The moves Friday are the SEC's latest at easing regulatory burdens as the coronavirus continues its spread, rising to more than 136,000 cases in 123 countries, with 1,260 in the U.S. The pandemic has prompted travel restrictions, school closures and restrictions at courthouses, adding to a host of logistical headaches that public officials expect to escalate in hard-hit areas.

On March 4, the SEC gave companies affected by COVID-19 an extra 45 days to submit certain regulatory filings, including annual reports and forms 6-K and 8-K. The guidance also urged firms to keep investors apprised of coronavirus-related risks.

Eric J. Knox, a securities attorney at Bass Berry & Sims PLC, told Law360 the latest guidance was welcome at a time when scores of publicly traded companies are reassessing well-laid plans for annual meetings and high-stakes proxy votes.

"The SEC is trying to create some avenues for people to be able to comply with state law and meet filing obligations and do that in a way that's not punitive, because no one could have predicted or prevented this," Knox said Friday. "These are just the times we're living in now."

The SEC itself is now working remotely and conducting virtual meetings after a coronavirus scare at the agency's Washington, D.C., office.

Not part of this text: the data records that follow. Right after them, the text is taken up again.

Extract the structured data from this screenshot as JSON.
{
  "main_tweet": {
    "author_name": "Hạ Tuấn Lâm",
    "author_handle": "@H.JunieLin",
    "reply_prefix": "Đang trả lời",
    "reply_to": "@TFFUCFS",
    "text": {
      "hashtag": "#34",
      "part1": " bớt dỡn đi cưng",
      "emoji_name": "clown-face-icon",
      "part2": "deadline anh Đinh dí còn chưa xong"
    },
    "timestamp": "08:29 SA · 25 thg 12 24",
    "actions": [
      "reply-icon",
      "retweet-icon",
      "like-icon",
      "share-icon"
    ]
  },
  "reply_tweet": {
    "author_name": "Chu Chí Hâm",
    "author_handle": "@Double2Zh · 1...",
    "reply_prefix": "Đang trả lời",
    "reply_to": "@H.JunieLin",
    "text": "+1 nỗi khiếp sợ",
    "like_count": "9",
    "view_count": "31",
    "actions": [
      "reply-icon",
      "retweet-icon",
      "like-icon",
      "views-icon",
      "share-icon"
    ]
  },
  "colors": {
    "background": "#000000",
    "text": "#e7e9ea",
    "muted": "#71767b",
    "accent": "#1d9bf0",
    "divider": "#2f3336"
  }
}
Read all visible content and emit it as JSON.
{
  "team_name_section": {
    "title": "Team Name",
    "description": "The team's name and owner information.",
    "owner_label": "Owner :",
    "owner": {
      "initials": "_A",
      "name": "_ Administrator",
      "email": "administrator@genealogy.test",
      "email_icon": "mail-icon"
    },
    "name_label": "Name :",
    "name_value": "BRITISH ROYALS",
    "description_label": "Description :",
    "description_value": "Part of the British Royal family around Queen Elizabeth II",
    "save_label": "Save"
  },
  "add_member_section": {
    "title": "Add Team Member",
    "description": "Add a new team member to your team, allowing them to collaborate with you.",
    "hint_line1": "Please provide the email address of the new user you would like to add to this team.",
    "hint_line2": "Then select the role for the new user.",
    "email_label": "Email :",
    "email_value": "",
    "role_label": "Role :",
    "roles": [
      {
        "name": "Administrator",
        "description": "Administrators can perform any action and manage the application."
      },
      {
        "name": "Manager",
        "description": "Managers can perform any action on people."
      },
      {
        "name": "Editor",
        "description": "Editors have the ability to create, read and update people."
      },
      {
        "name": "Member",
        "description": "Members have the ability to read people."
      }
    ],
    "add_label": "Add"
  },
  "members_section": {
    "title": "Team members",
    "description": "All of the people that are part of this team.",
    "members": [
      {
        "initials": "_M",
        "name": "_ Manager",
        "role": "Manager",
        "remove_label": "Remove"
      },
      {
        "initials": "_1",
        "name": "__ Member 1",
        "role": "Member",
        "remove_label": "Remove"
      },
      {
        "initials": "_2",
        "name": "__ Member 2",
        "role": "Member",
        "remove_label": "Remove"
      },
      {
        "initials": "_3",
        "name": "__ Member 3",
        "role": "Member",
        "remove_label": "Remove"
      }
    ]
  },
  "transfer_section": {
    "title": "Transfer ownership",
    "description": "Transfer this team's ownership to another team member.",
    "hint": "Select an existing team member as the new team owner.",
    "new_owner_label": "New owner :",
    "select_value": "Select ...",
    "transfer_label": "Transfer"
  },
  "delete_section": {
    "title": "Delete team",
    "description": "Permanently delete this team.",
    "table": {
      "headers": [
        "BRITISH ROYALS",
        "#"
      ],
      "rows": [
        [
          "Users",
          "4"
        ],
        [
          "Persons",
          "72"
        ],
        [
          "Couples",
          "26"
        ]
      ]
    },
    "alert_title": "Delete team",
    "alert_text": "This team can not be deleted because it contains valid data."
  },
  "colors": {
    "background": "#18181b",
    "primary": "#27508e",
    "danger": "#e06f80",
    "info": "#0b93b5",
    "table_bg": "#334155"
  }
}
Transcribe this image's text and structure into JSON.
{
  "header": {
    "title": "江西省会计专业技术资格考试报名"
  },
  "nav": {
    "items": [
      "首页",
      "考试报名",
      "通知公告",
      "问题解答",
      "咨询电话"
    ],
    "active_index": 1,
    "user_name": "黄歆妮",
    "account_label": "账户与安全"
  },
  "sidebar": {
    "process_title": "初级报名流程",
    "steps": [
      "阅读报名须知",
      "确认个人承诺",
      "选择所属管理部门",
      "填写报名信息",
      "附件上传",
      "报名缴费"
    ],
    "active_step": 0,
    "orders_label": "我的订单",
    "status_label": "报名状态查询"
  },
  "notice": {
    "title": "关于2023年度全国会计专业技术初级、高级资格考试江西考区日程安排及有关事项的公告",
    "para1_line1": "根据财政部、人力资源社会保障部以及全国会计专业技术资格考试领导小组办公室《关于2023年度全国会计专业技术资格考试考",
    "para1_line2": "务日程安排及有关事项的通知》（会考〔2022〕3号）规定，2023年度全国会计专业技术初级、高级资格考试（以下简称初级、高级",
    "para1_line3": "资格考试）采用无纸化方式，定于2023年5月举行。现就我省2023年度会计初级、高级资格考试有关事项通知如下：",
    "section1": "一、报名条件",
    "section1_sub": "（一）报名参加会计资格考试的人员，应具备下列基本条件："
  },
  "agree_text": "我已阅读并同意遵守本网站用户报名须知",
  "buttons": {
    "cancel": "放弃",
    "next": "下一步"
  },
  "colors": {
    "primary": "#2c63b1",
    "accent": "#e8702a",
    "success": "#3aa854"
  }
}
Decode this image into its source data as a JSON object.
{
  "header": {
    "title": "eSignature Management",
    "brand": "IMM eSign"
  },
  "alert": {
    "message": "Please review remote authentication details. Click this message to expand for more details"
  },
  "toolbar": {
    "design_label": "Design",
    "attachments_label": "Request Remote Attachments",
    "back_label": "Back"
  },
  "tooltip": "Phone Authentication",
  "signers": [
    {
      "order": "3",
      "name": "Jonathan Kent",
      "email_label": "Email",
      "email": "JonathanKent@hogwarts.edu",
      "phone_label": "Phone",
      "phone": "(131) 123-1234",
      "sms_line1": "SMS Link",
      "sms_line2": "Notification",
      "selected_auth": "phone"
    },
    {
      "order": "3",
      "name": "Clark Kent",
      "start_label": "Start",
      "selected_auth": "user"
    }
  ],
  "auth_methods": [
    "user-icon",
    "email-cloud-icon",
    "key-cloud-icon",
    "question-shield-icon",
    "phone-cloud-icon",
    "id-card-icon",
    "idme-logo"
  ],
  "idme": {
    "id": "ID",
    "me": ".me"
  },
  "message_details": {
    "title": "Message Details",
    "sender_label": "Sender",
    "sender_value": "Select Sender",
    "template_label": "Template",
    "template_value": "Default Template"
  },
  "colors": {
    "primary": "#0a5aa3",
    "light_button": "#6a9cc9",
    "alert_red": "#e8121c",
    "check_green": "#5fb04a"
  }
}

SEC Chairman Jay Clayton said in a statement Friday that the agency recognizes the disruptive effect of the pandemic.

"Our staff stands ready to facilitate these transitions and we encourage market participants to contact us with requests for guidance or relief," he said.

The SEC's new guidance said companies that have already filed their definitive proxy materials can change the date, time or location of their annual meetings without additional mailings or proxy amendments so long as they take reasonable steps to inform relevant parties.

Those steps include issuing a press release, notifying all relevant market participants and filing the announcement on EDGAR, the SEC's online database. The same guidance applies to companies that switch to virtual or hybrid meetings in states that allow them, the SEC said.

Shareholder proponents must appear in person to present proposals at annual meetings under federal securities laws. In light of coronavirus, however, the SEC encouraged companies to offer alternative means of presenting. Agency staff said they would consider coronavirus-related complications as "good cause" exceptions to rules excluding no-show representatives from future meetings.

The pair of orders regarding investment advisers and investment companies, meanwhile, offered conditional relief for filing deadlines and allowed virtual approval of decisions normally requiring in-person board votes.